Certo, Giuseppe Conte non è Achille Occhetto, e (soprattutto) la costituente del Movimento 5 stelle non è neanche lontanamente paragonabile a quel lungo e sofferto processo che portò alla nascita del Partito democratico della sinistra. Ma la questione del «quorum» – la necessità di portare al voto la maggioranza degli 88.943 iscritti – evoca immediatamente il clamoroso incidente che segnò la nascita del Pds, il mancato raggiungimento del quorum nel voto del Consiglio nazionale che avrebbe dovuto eleggere Occhetto segretario del nuovo partito. È noto che Beppe Grillo punta proprio sulla mancata partecipazione per delegittimare l’intera operazione. Rischio non so dire quanto concreto, anche perché, con la consueta disinvoltura con cui regole e procedure democratiche sono affrontate da quelle parti, la possibilità di votare, come sempre comodamente da casa e con un semplice clic, è stata estesa per ben quattro giorni, dalle 10.00 di giovedì fino alle 15.00 di domenica. Ma nonostante tutto il mancato raggiungimento del quorum mi pare comunque un rischio più concreto di quello paventato da Conte, e cioè che dalla infinita serie di macchinose e farraginosissime votazioni venga smentita la sua linea politica.

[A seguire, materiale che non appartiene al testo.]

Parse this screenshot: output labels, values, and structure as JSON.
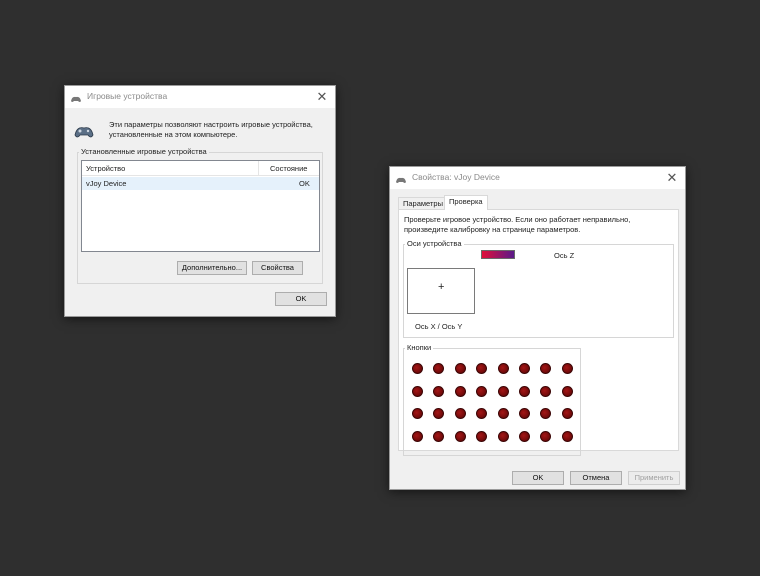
{
  "dialog1": {
    "title": "Игровые устройства",
    "description_line1": "Эти параметры позволяют настроить игровые устройства,",
    "description_line2": "установленные на этом компьютере.",
    "group_label": "Установленные игровые устройства",
    "columns": {
      "device": "Устройство",
      "status": "Состояние"
    },
    "rows": [
      {
        "device": "vJoy Device",
        "status": "OK"
      }
    ],
    "advanced_button": "Дополнительно...",
    "properties_button": "Свойства",
    "ok_button": "OK",
    "close_glyph": "✕"
  },
  "dialog2": {
    "title": "Свойства: vJoy Device",
    "tabs": [
      {
        "label": "Параметры",
        "active": false
      },
      {
        "label": "Проверка",
        "active": true
      }
    ],
    "info_line1": "Проверьте игровое устройство. Если оно работает неправильно,",
    "info_line2": "произведите калибровку на странице параметров.",
    "axes_group_label": "Оси устройства",
    "z_axis_label": "Ось Z",
    "xy_axis_label": "Ось X / Ось Y",
    "crosshair_glyph": "+",
    "buttons_group_label": "Кнопки",
    "button_led_rows": 4,
    "button_led_cols": 8,
    "ok_button": "OK",
    "cancel_button": "Отмена",
    "apply_button": "Применить",
    "apply_enabled": false,
    "close_glyph": "✕",
    "z_bar_colors": [
      "#e0103a",
      "#5a1a8a"
    ]
  }
}
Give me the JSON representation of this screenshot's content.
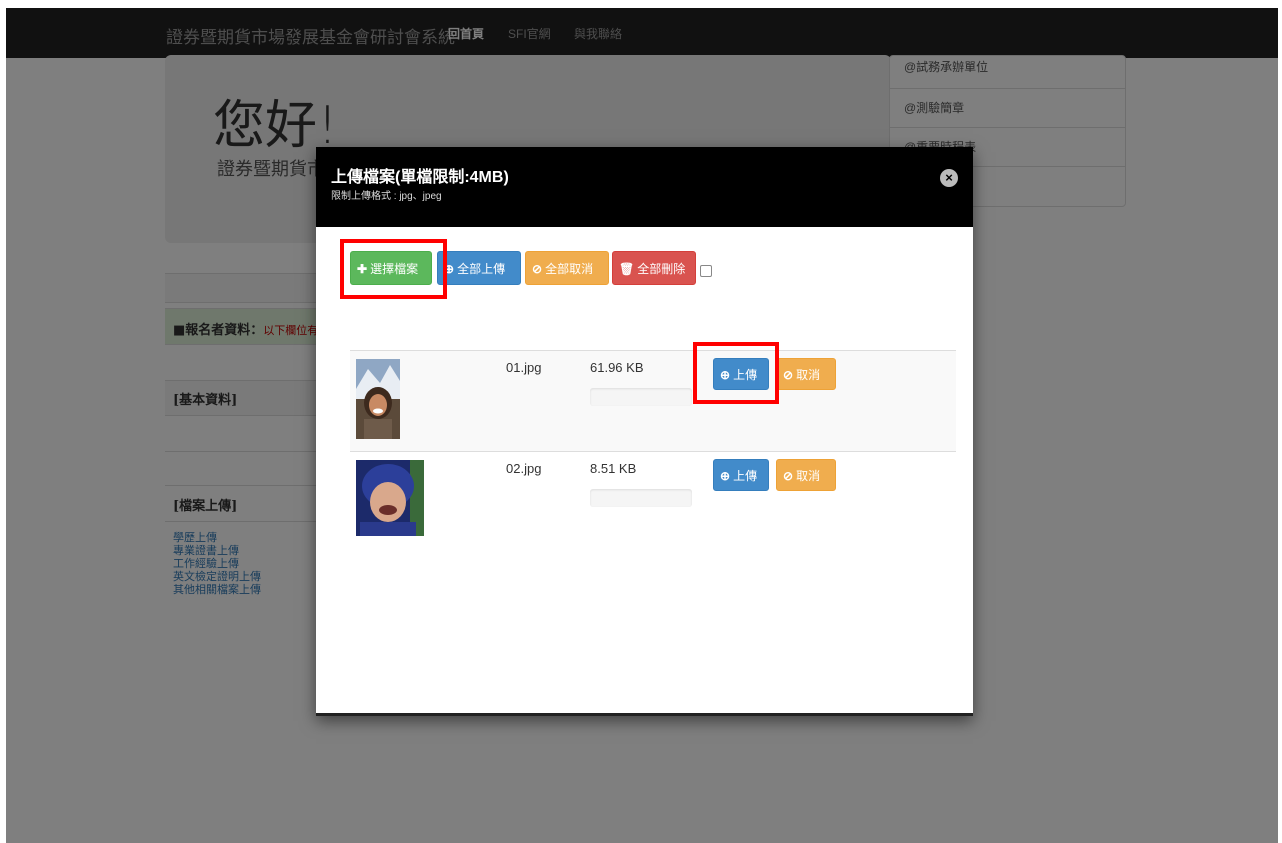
{
  "navbar": {
    "brand": "證券暨期貨市場發展基金會研討會系統",
    "links": [
      "回首頁",
      "SFI官網",
      "與我聯絡"
    ]
  },
  "background": {
    "hero_title": "您好!",
    "hero_subtitle": "證券暨期貨市",
    "right_menu": [
      "@試務承辦單位",
      "@測驗簡章",
      "@重要時程表"
    ],
    "registrant_label": "報名者資料：",
    "registrant_note": "以下欄位有",
    "basic_info_label": "[基本資料]",
    "file_upload_label": "[檔案上傳]",
    "upload_links": [
      "學歷上傳",
      "專業證書上傳",
      "工作經驗上傳",
      "英文檢定證明上傳",
      "其他相關檔案上傳"
    ]
  },
  "modal": {
    "title": "上傳檔案(單檔限制:4MB)",
    "subtitle": "限制上傳格式 : jpg、jpeg",
    "close_icon": "×",
    "toolbar": {
      "choose_label": "選擇檔案",
      "upload_all_label": "全部上傳",
      "cancel_all_label": "全部取消",
      "delete_all_label": "全部刪除"
    },
    "files": [
      {
        "name": "01.jpg",
        "size": "61.96 KB",
        "upload_label": "上傳",
        "cancel_label": "取消"
      },
      {
        "name": "02.jpg",
        "size": "8.51 KB",
        "upload_label": "上傳",
        "cancel_label": "取消"
      }
    ]
  },
  "icons": {
    "plus": "✚",
    "upload": "⊕",
    "cancel": "⊘",
    "trash": "🗑"
  },
  "colors": {
    "success": "#5cb85c",
    "primary": "#428bca",
    "warning": "#f0ad4e",
    "danger": "#d9534f",
    "annotation": "#ff0000"
  }
}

Conte assicura che in quel caso non esiterebbe a dimettersi. E questo è il primo motivo per dubitare della concretezza del rischio. Il secondo è che, per smentire la sua linea politica, prima bisognerebbe capirla. E a me pare che l’avvocato sia stato ben attento, come al solito, a formularla in termini sufficientemente vaghi. Anche oggi, nella sua intervista a Repubblica, parla di «collocazione nel campo progressista», ma quando il giornalista osserva che l’indicazione porta a un’alleanza col Partito democratico Conte replica prontamente: «Su questo, la mia linea è molto chiara. Non ho mai parlato di alleanza organica o strutturata col Pd, non sarebbe compatibile con il dna del M5s» (del resto, quando un politico sente il bisogno di premettere che la sua linea è molto chiara, si può scommettere che il seguito del discorso sarà assai nebbioso).
Non per niente, come qui avevo notato a suo tempo, già il 31 ottobre Marco Travaglio, convinto sostenitore della rottura con il centrosinistra, aveva fornito sul Fatto quotidiano un’interpretazione molto precisa di quella linea: «Conte non ha stretto alleanze organiche col Pd: diversamente da qualche smemorato dei suoi, non ha neppure applicato ai 5Stelle l’etichetta di centrosinistra. Nello Statuto approvato dagli iscritti, li ha definiti “progressisti”: l’opposto dell’attuale Pd, refrattario a ogni cambiamento e nostalgico di Renzi».
Insomma, direi che la linea Conte si può riassumere nella consueta disponibilità a recitare tutte le parti in commedia, a seconda delle occasioni, tanto da potersi collocare indifferentemente con Donald Trump in America e con Nicola Fratoianni in Europa, esattamente come in Italia ha potuto governare con la Lega e con il Pd. Ma è evidente che da allora la sua posizione si è molto indebolita, come nel frattempo è accaduto anche, con singolare simmetria, al suo ex alleato di governo Matteo Salvini: proprio i due campioni del populismo che sulla carta avrebbero dovuto essere i maggiori beneficiari del nuovo vento trumpiano che soffia dagli Stati Uniti. Resta da capire se questa strana sfasatura sia dovuta al fatto che l’Italia, dove la febbre populista ha attecchito prima, sia ormai già in fase di remissione, o invece al fatto che qui le istanze populiste siano state ormai assorbite dalle forze politiche maggiori di entrambi gli schieramenti, e siano diventate la nuova normalità dell’intero sistema.